O Poder Judiciário,
como toda e qualquer realização humana, está sujeito às mesma falências e
imperfeições a que o ser humano está sujeito. Não é porque alguém é juiz, mesmo
que da mais alta corte do país, que escapa das insuficiências, defeitos,
paixões ou mesmo simples condicionantes capazes de virem a tisnar a atuação dos
homens em geral e, por conseguinte, a do próprio Judiciário, interferindo com a
isenção, equilíbrio e serenidade que deveriam caracterizar tal Poder.
Este é um motivo,
embora não o único, pela qual o chamado duplo grau de jurisdição é
importantíssimo para ao menos tentar prevenir ou minimizar a realização de
injustiças, de decisões suscitadas por alguma destas indevidas causas
prejudiciais ao cumprimento do Direito.
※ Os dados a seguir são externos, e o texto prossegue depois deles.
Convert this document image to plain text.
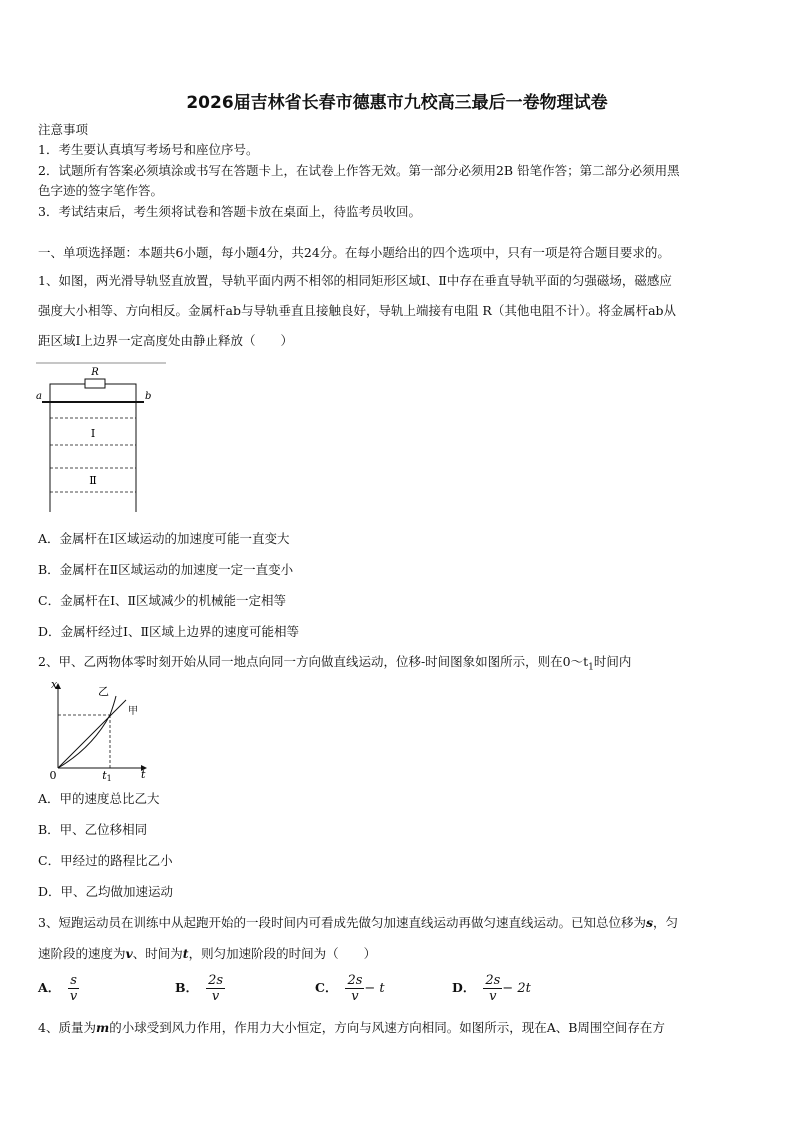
2026届吉林省长春市德惠市九校高三最后一卷物理试卷
注意事项
1．考生要认真填写考场号和座位序号。
2．试题所有答案必须填涂或书写在答题卡上，在试卷上作答无效。第一部分必须用2B 铅笔作答；第二部分必须用黑
色字迹的签字笔作答。
3．考试结束后，考生须将试卷和答题卡放在桌面上，待监考员收回。
一、单项选择题：本题共6小题，每小题4分，共24分。在每小题给出的四个选项中，只有一项是符合题目要求的。
1、如图，两光滑导轨竖直放置，导轨平面内两不相邻的相同矩形区域Ⅰ、Ⅱ中存在垂直导轨平面的匀强磁场，磁感应
强度大小相等、方向相反。金属杆ab与导轨垂直且接触良好，导轨上端接有电阻 R（其他电阻不计）。将金属杆ab从
距区域Ⅰ上边界一定高度处由静止释放（　　）
R
a	b
Ⅰ
Ⅱ
A．金属杆在Ⅰ区域运动的加速度可能一直变大
B．金属杆在Ⅱ区域运动的加速度一定一直变小
C．金属杆在Ⅰ、Ⅱ区域减少的机械能一定相等
D．金属杆经过Ⅰ、Ⅱ区域上边界的速度可能相等
2、甲、乙两物体零时刻开始从同一地点向同一方向做直线运动，位移-时间图象如图所示，则在$0\sim t_1$时间内
x
t
0	t1
甲
乙
A．甲的速度总比乙大
B．甲、乙位移相同
C．甲经过的路程比乙小
D．甲、乙均做加速运动
3、短跑运动员在训练中从起跑开始的一段时间内可看成先做匀加速直线运动再做匀速直线运动。已知总位移为s，匀
速阶段的速度为v、时间为t，则匀加速阶段的时间为（　　）
A． $\frac{s}{v}$	B． $\frac{2s}{v}$	C． $\frac{2s}{v} - t$	D． $\frac{2s}{v} - 2t$
4、质量为m的小球受到风力作用，作用力大小恒定，方向与风速方向相同。如图所示，现在A、B周围空间存在方
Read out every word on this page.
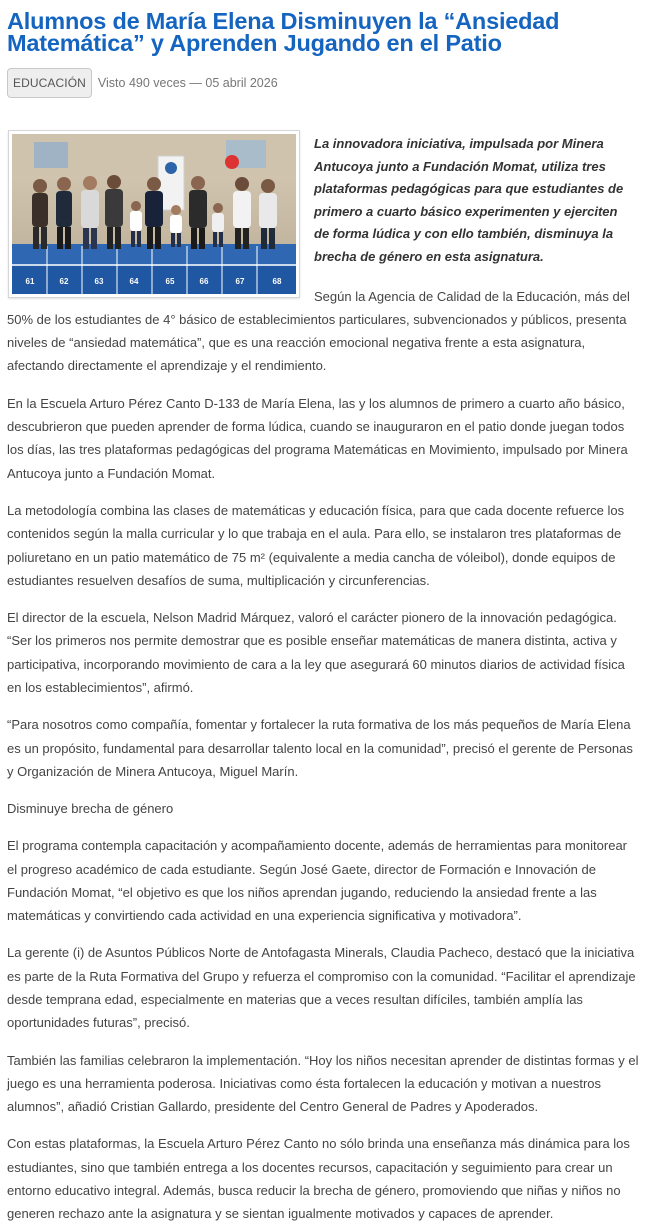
Alumnos de María Elena Disminuyen la “Ansiedad Matemática” y Aprenden Jugando en el Patio
EDUCACIÓN Visto 490 veces — 05 abril 2026
61	62	63	64	65	66	67	68

La innovadora iniciativa, impulsada por Minera Antucoya junto a Fundación Momat, utiliza tres plataformas pedagógicas para que estudiantes de primero a cuarto básico experimenten y ejerciten de forma lúdica y con ello también, disminuya la brecha de género en esta asignatura.

Según la Agencia de Calidad de la Educación, más del 50% de los estudiantes de 4° básico de establecimientos particulares, subvencionados y públicos, presenta niveles de “ansiedad matemática”, que es una reacción emocional negativa frente a esta asignatura, afectando directamente el aprendizaje y el rendimiento.

En la Escuela Arturo Pérez Canto D-133 de María Elena, las y los alumnos de primero a cuarto año básico, descubrieron que pueden aprender de forma lúdica, cuando se inauguraron en el patio donde juegan todos los días, las tres plataformas pedagógicas del programa Matemáticas en Movimiento, impulsado por Minera Antucoya junto a Fundación Momat.

La metodología combina las clases de matemáticas y educación física, para que cada docente refuerce los contenidos según la malla curricular y lo que trabaja en el aula. Para ello, se instalaron tres plataformas de poliuretano en un patio matemático de 75 m² (equivalente a media cancha de vóleibol), donde equipos de estudiantes resuelven desafíos de suma, multiplicación y circunferencias.

El director de la escuela, Nelson Madrid Márquez, valoró el carácter pionero de la innovación pedagógica. “Ser los primeros nos permite demostrar que es posible enseñar matemáticas de manera distinta, activa y participativa, incorporando movimiento de cara a la ley que asegurará 60 minutos diarios de actividad física en los establecimientos”, afirmó.

“Para nosotros como compañía, fomentar y fortalecer la ruta formativa de los más pequeños de María Elena es un propósito, fundamental para desarrollar talento local en la comunidad”, precisó el gerente de Personas y Organización de Minera Antucoya, Miguel Marín.

Disminuye brecha de género

El programa contempla capacitación y acompañamiento docente, además de herramientas para monitorear el progreso académico de cada estudiante. Según José Gaete, director de Formación e Innovación de Fundación Momat, “el objetivo es que los niños aprendan jugando, reduciendo la ansiedad frente a las matemáticas y convirtiendo cada actividad en una experiencia significativa y motivadora”.

La gerente (i) de Asuntos Públicos Norte de Antofagasta Minerals, Claudia Pacheco, destacó que la iniciativa es parte de la Ruta Formativa del Grupo y refuerza el compromiso con la comunidad. “Facilitar el aprendizaje desde temprana edad, especialmente en materias que a veces resultan difíciles, también amplía las oportunidades futuras”, precisó.

También las familias celebraron la implementación. “Hoy los niños necesitan aprender de distintas formas y el juego es una herramienta poderosa. Iniciativas como ésta fortalecen la educación y motivan a nuestros alumnos”, añadió Cristian Gallardo, presidente del Centro General de Padres y Apoderados.

Con estas plataformas, la Escuela Arturo Pérez Canto no sólo brinda una enseñanza más dinámica para los estudiantes, sino que también entrega a los docentes recursos, capacitación y seguimiento para crear un entorno educativo integral. Además, busca reducir la brecha de género, promoviendo que niñas y niños no generen rechazo ante la asignatura y se sientan igualmente motivados y capaces de aprender.
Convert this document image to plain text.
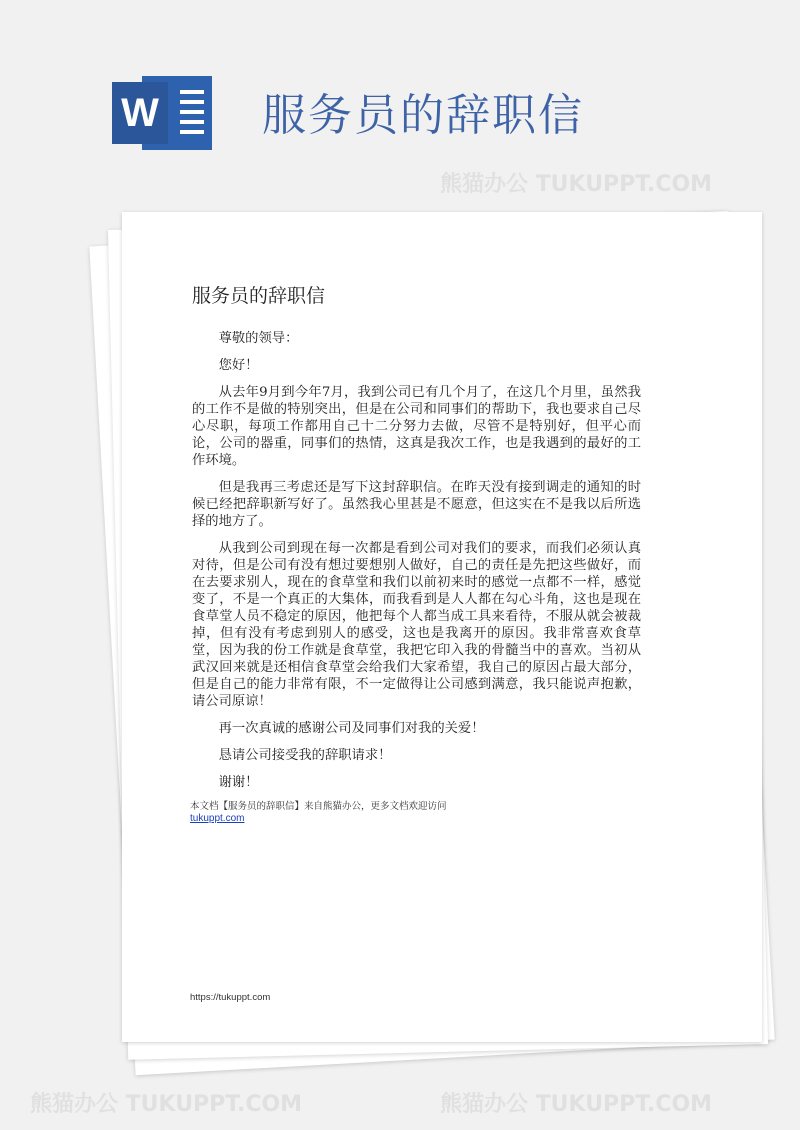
W 服务员的辞职信
熊猫办公 TUKUPPT.COM
熊猫办公 TUKUPPT.COM	熊猫办公 TUKUPPT.COM
服务员的辞职信

尊敬的领导：

您好！

从去年9月到今年7月，我到公司已有几个月了，在这几个月里，虽然我的工作不是做的特别突出，但是在公司和同事们的帮助下，我也要求自己尽心尽职，每项工作都用自己十二分努力去做，尽管不是特别好，但平心而论，公司的器重，同事们的热情，这真是我次工作，也是我遇到的最好的工作环境。

但是我再三考虑还是写下这封辞职信。在昨天没有接到调走的通知的时候已经把辞职新写好了。虽然我心里甚是不愿意，但这实在不是我以后所选择的地方了。

从我到公司到现在每一次都是看到公司对我们的要求，而我们必须认真对待，但是公司有没有想过要想别人做好，自己的责任是先把这些做好，而在去要求别人，现在的食草堂和我们以前初来时的感觉一点都不一样，感觉变了，不是一个真正的大集体，而我看到是人人都在勾心斗角，这也是现在食草堂人员不稳定的原因，他把每个人都当成工具来看待，不服从就会被裁掉，但有没有考虑到别人的感受，这也是我离开的原因。我非常喜欢食草堂，因为我的份工作就是食草堂，我把它印入我的骨髓当中的喜欢。当初从武汉回来就是还相信食草堂会给我们大家希望，我自己的原因占最大部分，但是自己的能力非常有限，不一定做得让公司感到满意，我只能说声抱歉，请公司原谅！

再一次真诚的感谢公司及同事们对我的关爱！

恳请公司接受我的辞职请求！

谢谢！

本文档【服务员的辞职信】来自熊猫办公，更多文档欢迎访问
tukuppt.com
https://tukuppt.com
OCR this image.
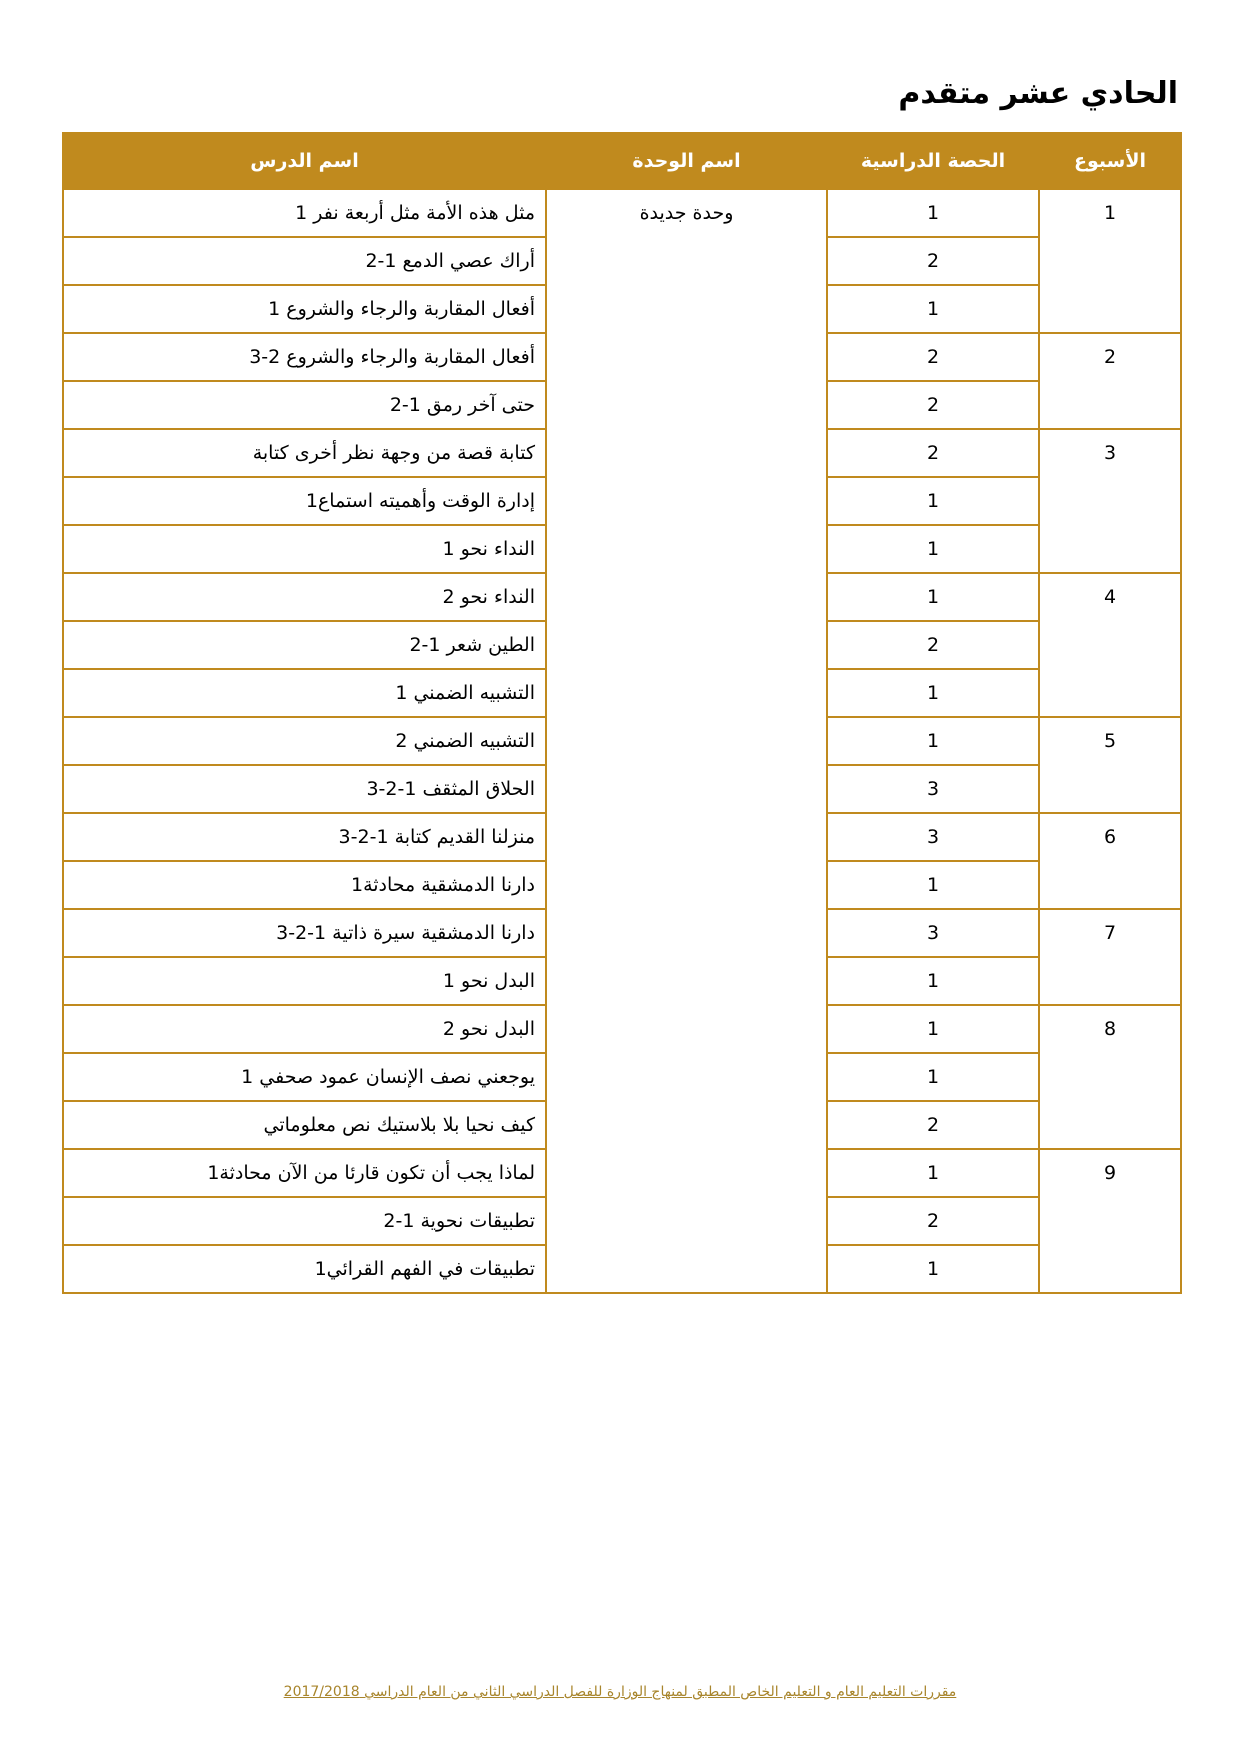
الحادي عشر متقدم
الأسبوع	الحصة الدراسية	اسم الوحدة	اسم الدرس
1	1	وحدة جديدة	مثل هذه الأمة مثل أربعة نفر 1
	2		أراك عصي الدمع 1-2
	1		أفعال المقاربة والرجاء والشروع 1
2	2		أفعال المقاربة والرجاء والشروع 2-3
	2		حتى آخر رمق 1-2
3	2		كتابة قصة من وجهة نظر أخرى كتابة
	1		إدارة الوقت وأهميته استماع1
	1		النداء نحو 1
4	1		النداء نحو 2
	2		الطين شعر 1-2
	1		التشبيه الضمني 1
5	1		التشبيه الضمني 2
	3		الحلاق المثقف 1-2-3
6	3		منزلنا القديم كتابة 1-2-3
	1		دارنا الدمشقية محادثة1
7	3		دارنا الدمشقية سيرة ذاتية 1-2-3
	1		البدل نحو 1
8	1		البدل نحو 2
	1		يوجعني نصف الإنسان عمود صحفي 1
	2		كيف نحيا بلا بلاستيك نص معلوماتي
9	1		لماذا يجب أن تكون قارئا من الآن محادثة1
	2		تطبيقات نحوية 1-2
	1		تطبيقات في الفهم القرائي1
مقررات التعليم العام و التعليم الخاص المطبق لمنهاج الوزارة للفصل الدراسي الثاني من العام الدراسي 2017/2018
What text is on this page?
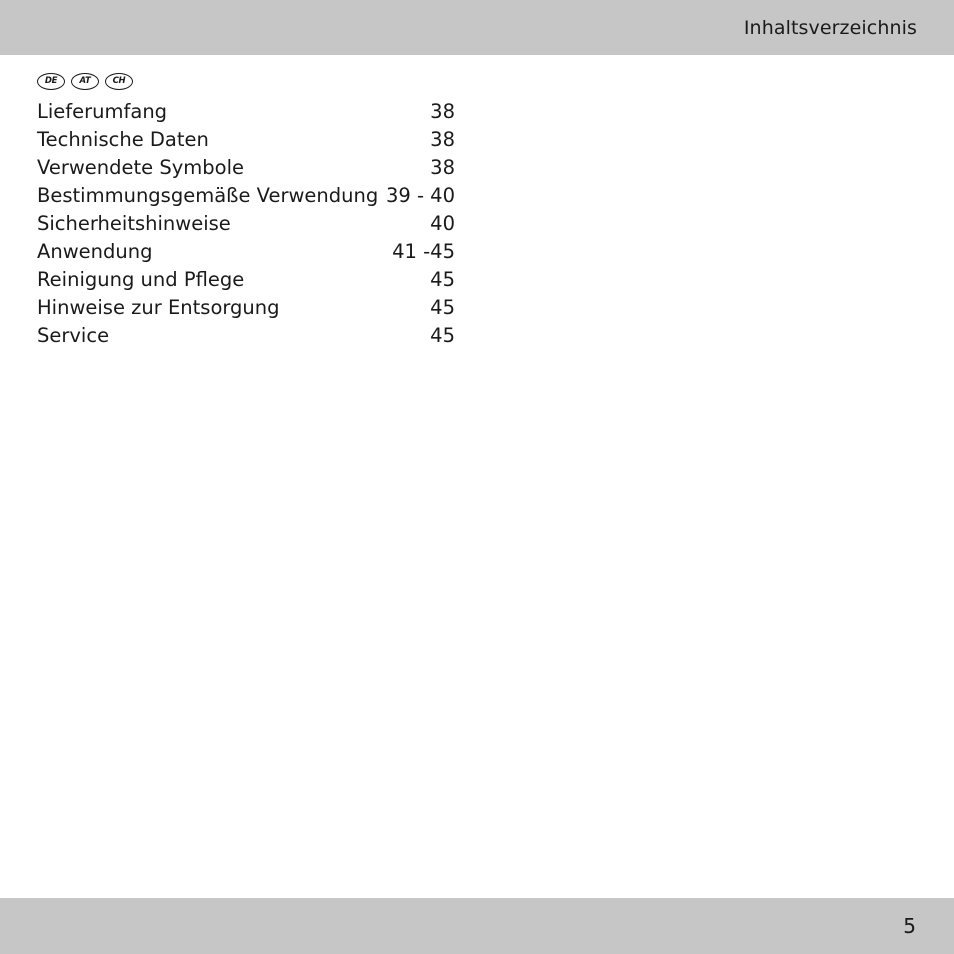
Inhaltsverzeichnis
DE	AT	CH
Lieferumfang	38
Technische Daten	38
Verwendete Symbole	38
Bestimmungsgemäße Verwendung 39 - 40
Sicherheitshinweise	40
Anwendung	41 -45
Reinigung und Pflege	45
Hinweise zur Entsorgung	45
Service	45
5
Por isto, todos os povos civilizados
consagram a obrigação de que os réus sejam submetidos a mais de uma instância
de julgamento, sendo excepcionalíssimos os casos em que há dispensa desta
exigência.
A Constituição
brasileira não foge a este padrão. Assim, justamente por ser incomum a
transgressão deste valioso principio, é que foi necessária a previsão
constitucional do artigo 101, I, "b", para que titulares de certos
cargos fossem diretamente julgados pelo Supremo Tribunal Federal, com o que
ficaria suprimida pelo menos uma instância de apreciação da matéria. Sem
embargo, ao arrepio dele, no julgamento da Ação Penal 470, vulgarmente
conhecida, sob os auspícios da imprensa, como mensalão, todos os réus, mesmo
quando não se enquadravam na hipótese deste dispositivo, foram privados desta
garantia elementar. Nenhuma justificativa prestante de Direito foi apresentada
para fundar tão esdrúxulo comportamento.
Ao serem apreciados
os embargos interpostos pelos condenados, o STF volta a reconsiderar
parcialmente a matéria, sem que se possa, contudo, falar em duplo grau, pois é
o mesmo órgão que a apreciou originalmente e que por força de vias recursais
volta a examiná-la. Dantes o julgamento esteve intoxicado por um clima
emocional provocado não pela suposta "opinião pública", como muitas
vezes se diz, mas, na verdade pela "opinião publicada", visto que é a
ela que se atribui tal qualificativo.
Já agora, conquanto
ainda não dissipada a mesma ambiência, pelo menos ela não tem mais a desabrida
intensidade anterior. É de presumir, portanto, que o peso da vontade da
imprensa não tenha a incomensurável força anterior. Não se pretende aqui
rememorar as posições que vieram a ser adotadas em desacordo com nossa tradição
jurídica, mas simplesmente focar um único caso, por ser, possivelmente, o mais
extremado exemplo de descompasso com o que até então se tinha como óbvio. A
saber: os réus devem ser considerados inocentes até prova em contrário. Ninguém
poderá ser condenado meramente com base em suposições e muito menos por
presunção de que a autoridade superior, apenas por sê-lo, deve ser considerada
incursa em crime imputado a subordinados seus como se existira uma
responsabilidade objetiva inculcável a quem ocupe a cúpula de um organismo
público. Aliás, se este fosse o princípio adotável teria de ser levado, embora
absurdamente, a suas últimas consequências.
Ora, foi
precisamente uma pressuposição de tal ordem que fundou a condenação do
ex-ministro José Dirceu. Com efeito, se algo existira contra ele, se alguma
conduta reprovável lhe fosse direta e pessoalmente irrogável ela teria sido
apontada e esmiuçada. O mero fato de sua condenação fundar-se na posição que
ocupava e na suposição de que deveria conhecer os mal feitos apontados, vale
como prova cabal de que nada foi contra ele encontrado. No mínimo, então, a
penalização que se lhe atribuiu teria de ser muito mais leve e não equiparável
a sanções que se aplicam em face de crimes gravíssimos. Este segundo exame da
Corte Suprema, é pois, a ocasião adequada para corrigir-se o excesso e as
singularidades que levaram um jurista ilustre e hoje membro daquela corte a mencionar
o julgamento da Ação Penal 470 como "um ponto fora da curva".